By Jeana Morrissey, on November 16th, 2009
I consult with property owners several times each week concerning their risks, protections and obligations under Arizona’s foreclosure laws, as well as the legal, tax and practical implications of alternatives to foreclosure, such as short sales, deeds in lieu of foreclosure or loan modifications. One recurring issue that I address has to do with misinformation people are receiving from real estate agents and other sources – even legal professionals- concerning short sales.

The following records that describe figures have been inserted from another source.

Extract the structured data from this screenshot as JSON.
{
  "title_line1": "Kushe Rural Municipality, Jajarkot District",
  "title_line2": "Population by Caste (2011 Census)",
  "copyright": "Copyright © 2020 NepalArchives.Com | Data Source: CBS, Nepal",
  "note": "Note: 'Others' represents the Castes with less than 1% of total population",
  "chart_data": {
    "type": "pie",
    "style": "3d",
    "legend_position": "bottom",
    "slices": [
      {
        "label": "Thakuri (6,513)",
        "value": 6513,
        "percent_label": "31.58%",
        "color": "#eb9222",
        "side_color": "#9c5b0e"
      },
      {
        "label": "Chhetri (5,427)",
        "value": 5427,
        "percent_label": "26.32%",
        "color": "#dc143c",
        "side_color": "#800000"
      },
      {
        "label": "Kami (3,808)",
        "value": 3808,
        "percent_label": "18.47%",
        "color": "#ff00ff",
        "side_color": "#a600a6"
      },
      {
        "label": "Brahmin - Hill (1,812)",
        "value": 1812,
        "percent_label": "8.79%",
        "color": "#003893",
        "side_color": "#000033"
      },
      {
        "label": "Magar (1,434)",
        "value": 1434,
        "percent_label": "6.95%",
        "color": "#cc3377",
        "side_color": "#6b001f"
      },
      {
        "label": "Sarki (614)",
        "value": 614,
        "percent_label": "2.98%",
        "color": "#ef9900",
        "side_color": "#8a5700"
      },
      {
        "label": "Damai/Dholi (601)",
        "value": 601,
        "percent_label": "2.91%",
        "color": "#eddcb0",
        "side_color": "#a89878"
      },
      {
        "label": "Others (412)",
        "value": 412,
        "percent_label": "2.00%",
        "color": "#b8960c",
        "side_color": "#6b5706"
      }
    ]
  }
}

A common assumption of many home owners and real estate agents is that Arizona’s anti-deficiency statutes always apply to protect borrowers in a short sale as well as a foreclosure. This is incorrect. The anti-deficiency protections clearly apply where a purchase money lender forecloses on an Arizona property. In a foreclosure situation, Arizona statutes and case law define the circumstances in which a lender is prohibited from pursuing a deficiency action against the borrower. In many situations, the statutes allow the lender to pursue such an action against a borrower after foreclosure…
When a borrower short sells a property, there is no automatic protection from a lawsuit by the lender for the balance of the note. Although there are cases that suggest a purchase money lender may be not be allowed to obtain a judgment against the borrower for balance of the note if the property also qualifies for anti-deficiency protection, the borrower must be sure to negotiate for a release from the lender to be protected. I am aware of situations in which a home owner, ecstatic to obtain the bank’s approval of a short sale, quickly signs the approval agreement without carefully reading and understanding its terms. In many cases, the bank has a right to sue and reserves its right to sue the borrower in the future for the balance owed on the note. It is also important to note that the 90 day limitation after a trustee’s sale for filing the deficiency action against the borrower/home owner does not apply in a short sale situation. Normal statutes of limitation apply and can run for up to 6 years in cases where the bank has the right to sue.
It is critical that all homeowners and realtors are aware of this important distinction and do not rely on misinformation when deciding whether to consummate a short sale transaction.